Consider this -- you and a friend are busted and interrogated. You can either cooperate by staying quiet or defect by ratting out your friend.
If you both cooperate, 3pts each
If you both defect, 1pt each
If one defects and one cooperates, it's 5pts for the rat and 0pts for the sucker
This game can be used to study the interactions between people in many contexts. In fact, there's an interesting book about this very thing -- The Evolution of Cooperation by Robert Axelrod. In it, he reports on a Prisoner's Dilemma tournament that he ran wherein he solicited entries for computer programs to play this game against each other in an iterated series of prisoner's dilemmas.

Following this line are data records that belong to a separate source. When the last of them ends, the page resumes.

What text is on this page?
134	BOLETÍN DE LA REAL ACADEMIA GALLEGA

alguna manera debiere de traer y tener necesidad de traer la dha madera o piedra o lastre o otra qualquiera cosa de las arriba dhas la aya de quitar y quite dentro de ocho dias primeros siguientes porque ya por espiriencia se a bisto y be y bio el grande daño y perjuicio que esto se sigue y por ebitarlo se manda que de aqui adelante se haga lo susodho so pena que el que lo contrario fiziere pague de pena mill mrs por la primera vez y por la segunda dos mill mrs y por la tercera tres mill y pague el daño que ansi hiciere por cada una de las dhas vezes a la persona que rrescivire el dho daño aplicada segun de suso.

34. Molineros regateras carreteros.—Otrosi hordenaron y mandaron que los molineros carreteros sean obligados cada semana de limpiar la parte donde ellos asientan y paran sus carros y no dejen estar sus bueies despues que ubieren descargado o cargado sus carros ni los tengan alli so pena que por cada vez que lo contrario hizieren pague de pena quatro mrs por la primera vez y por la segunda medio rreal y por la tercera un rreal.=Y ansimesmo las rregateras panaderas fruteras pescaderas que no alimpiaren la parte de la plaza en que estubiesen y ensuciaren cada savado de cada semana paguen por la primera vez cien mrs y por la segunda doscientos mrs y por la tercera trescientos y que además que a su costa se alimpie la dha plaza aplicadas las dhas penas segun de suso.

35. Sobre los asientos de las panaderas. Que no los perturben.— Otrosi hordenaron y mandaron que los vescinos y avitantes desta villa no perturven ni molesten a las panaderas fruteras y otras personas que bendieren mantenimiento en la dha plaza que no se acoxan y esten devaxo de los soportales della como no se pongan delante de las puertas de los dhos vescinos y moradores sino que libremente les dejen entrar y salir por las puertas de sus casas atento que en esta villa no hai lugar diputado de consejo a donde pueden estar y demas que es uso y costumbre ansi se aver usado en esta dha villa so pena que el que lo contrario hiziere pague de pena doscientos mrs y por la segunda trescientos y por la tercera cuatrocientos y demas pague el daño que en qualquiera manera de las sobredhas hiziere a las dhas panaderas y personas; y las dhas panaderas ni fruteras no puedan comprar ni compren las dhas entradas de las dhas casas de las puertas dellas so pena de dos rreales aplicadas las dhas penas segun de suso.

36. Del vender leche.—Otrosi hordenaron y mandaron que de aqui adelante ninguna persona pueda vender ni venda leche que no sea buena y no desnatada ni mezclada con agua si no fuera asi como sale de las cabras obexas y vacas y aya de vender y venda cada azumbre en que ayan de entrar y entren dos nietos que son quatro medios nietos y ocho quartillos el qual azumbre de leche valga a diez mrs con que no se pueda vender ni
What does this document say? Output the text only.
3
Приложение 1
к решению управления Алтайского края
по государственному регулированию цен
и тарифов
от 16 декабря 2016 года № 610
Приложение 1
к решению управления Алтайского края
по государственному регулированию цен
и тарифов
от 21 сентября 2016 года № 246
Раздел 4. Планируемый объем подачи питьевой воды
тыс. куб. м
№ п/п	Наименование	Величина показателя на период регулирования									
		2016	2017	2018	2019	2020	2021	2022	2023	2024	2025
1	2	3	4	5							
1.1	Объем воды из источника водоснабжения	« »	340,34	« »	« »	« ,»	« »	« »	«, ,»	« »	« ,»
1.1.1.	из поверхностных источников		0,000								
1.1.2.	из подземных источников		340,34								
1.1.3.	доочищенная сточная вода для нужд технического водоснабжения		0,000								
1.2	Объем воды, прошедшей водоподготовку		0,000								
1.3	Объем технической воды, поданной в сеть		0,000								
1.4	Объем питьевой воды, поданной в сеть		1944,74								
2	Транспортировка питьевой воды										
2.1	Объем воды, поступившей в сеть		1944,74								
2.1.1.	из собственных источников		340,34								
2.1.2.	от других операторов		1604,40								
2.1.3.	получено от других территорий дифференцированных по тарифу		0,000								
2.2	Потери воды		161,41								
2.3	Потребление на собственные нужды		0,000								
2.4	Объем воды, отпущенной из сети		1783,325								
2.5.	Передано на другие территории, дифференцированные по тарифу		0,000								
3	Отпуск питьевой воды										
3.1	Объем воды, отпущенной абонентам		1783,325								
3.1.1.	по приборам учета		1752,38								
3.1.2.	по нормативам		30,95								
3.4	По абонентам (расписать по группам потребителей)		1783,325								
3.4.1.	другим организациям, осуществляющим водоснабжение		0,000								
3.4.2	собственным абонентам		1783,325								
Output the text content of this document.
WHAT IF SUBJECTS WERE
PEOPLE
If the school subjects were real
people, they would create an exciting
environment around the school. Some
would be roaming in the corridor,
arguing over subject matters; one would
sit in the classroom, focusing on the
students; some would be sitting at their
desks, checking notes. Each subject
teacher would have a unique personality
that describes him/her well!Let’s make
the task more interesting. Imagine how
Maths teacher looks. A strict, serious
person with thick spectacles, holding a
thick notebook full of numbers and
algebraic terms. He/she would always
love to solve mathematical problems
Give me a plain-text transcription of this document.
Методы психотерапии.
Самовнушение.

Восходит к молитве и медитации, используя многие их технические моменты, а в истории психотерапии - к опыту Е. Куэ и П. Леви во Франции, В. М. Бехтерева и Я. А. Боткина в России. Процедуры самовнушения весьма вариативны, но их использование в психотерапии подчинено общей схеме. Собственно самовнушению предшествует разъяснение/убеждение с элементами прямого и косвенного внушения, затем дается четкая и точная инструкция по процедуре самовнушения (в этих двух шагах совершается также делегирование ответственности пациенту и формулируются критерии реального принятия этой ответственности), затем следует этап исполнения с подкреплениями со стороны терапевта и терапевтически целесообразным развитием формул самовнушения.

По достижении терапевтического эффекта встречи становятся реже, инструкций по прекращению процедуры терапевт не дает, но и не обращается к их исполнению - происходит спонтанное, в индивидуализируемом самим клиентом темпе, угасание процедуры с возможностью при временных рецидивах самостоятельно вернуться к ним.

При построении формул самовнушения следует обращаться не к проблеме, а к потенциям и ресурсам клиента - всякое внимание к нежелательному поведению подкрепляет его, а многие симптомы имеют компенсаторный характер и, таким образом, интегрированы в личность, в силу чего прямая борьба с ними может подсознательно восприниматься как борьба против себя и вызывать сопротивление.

The findings are interesting. The program that performed the best was a routine called TIT FOR TAT. It was a very simple program which always started by cooperating. It would continue to cooperate until the other player defected, at which point it would defect in kind, but only for one round. After that, it would go back to cooperating. It never beat any individual opponent, but it netted the best overall score in multiple rounds, even after all participants were given detailed analysis on how it won the first round.
Alexrod drew some interesting conclusions about this:
It pays to be nice. TIT FOR TAT (TFT) always starts by cooperating, and it never defected unless the othe player did so first.
It's important to retaliate when provoked. Whenever anyone tried to take advantage by defecting, TFT would punish its opponent by defecting on the next turn.
Be willing to forgive. After retaliating with a defection in one round, TFT always demonstrated its willingness to play nice by cooperating on the subsequent turn.
Be clear about your position. By using a simple strategy, TFT made it easy for other programs to recognize its willingness to both retaliate and forgive.
This model, while abstract, does have application to real-life situations. In WWI, opposing units in the trenches reached cooperative states where they would only shoot to kill after the other side broached the tacit agreement to not kill each other. (Oftentimes, these retaliations were two or three times the magnitude of the original defection.)
Another example can be found in the U.S. Congress. Representatives can accomplish more for their constituents by going along with other Reps' legislation, with the promise of future reciprocation.
It's important to note that being nice tends to pay off better if there's a reasonably high probabilty of future interaction between the players. If you're only playing the game once, defection is the safe bet. Luckily, many social systems not only involve repeat interactions, but also have a stabilizing affect which ecourages this type of behavior.
If this discourse hasn't put you to sleep, I'd recommend reading Alexrod's book for a more in-depth analysis of the Prisoner's Dilemma and its implication for biological, business, political, and social situations.
If you're not inclined to read the book, just remember this -- be nice, retaliate in kind, forgive the occasional trespass, and be clear about your position.